Colette nous propose en toute simplicité le thème suivant :
Le quotidien
« Le train quotidien va bientôt dérailler,
qui veut rester dedans n’a qu’a bien s’accrocher. » Robert de Houx

pour Bonheur du Jour qui rend grâce au quotidien
"Le simple est le vêtement du profond" Christian BOBIN (7/12/19)
tricoter le quotidien (matin du samedi 7 décembre)
Se réveiller, Durga, enroulée, dort au bout du lit. Olivier est absent, levé tôt, compte-rendu à rédiger. Continuer et finir de lire "itinéraire d'une ultrasensible" (Charlotte Wils) et se dire d'envoyer une page à C. Se rendre compte que la matinée sera courte. 9H20, douche, cheveux, sensation de froid en sortant, prendre le temps de se sécher, réchauffer.
Le petit déjeuner est prêt.
Bernard Pivot, à la radio, parle. Olivier répète : "lire Gilles Lapouge, pas un seul prix, lire...". Djinnie laisse ses croquettes dans son bol. Elle attend beurre, noix, douceurs à croquer.
Se préparer, lui mettre son manteau et ouvrir la porte. Surprise, l'air est doux, le froid s'est évanoui. Même dans le gros des nuages, le ciel perce. Le champignon du bout de la rue a vacillé ; son chapeau touche le sol. Dans mes pensées, comprendre que le temps passe.
Etre saluée par le voisin à la casquette grise qui me dépasse. Souriante, aussi, son épouse. Elle regrette le ciel bleu des jours précédents. Un étudiant, japonais, chinois, coréen ? et son caddie chargé de nourriture. Rejoindre sa chambre universitaire près du lac.

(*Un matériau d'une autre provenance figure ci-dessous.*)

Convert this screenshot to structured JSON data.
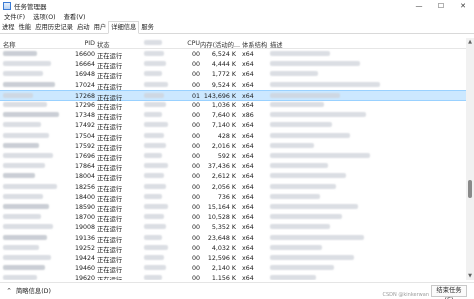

Se pencher, observer les feuilles hier dorées, ce matin, noires, se superposant, tapis douillet. Chercher son nom, pas chêne, ni cerisier, peut être peuplier blanc. Croiser un homme, cheveux blancs, sourire amical et se dire BON JOUR. Sur une 3008 blanche stationnée depuis hier au moins, une tapisserie de feuilles d'or, collée par la pluie récente.
Enlever sa capuche, longer les tilleuls. Cette année, pas de colonnes de gendarmes tout le long des troncs. A la place, rangées de champignons minuscules, bien alignés, de bas jusqu'en haut. S'arrêter, photographier, délicatesse des lamelles. Connaissant le chemin de la maison, Djinnie me guide vers la gauche. Regarder l'homme des services municipaux. Grâce à lui, le coin des poubelles collectrices s'assoupit, bien rangé, ordonné. Plus de déchets amassés anarchiquement, sachets, seau de peinture blanche, objets cassés.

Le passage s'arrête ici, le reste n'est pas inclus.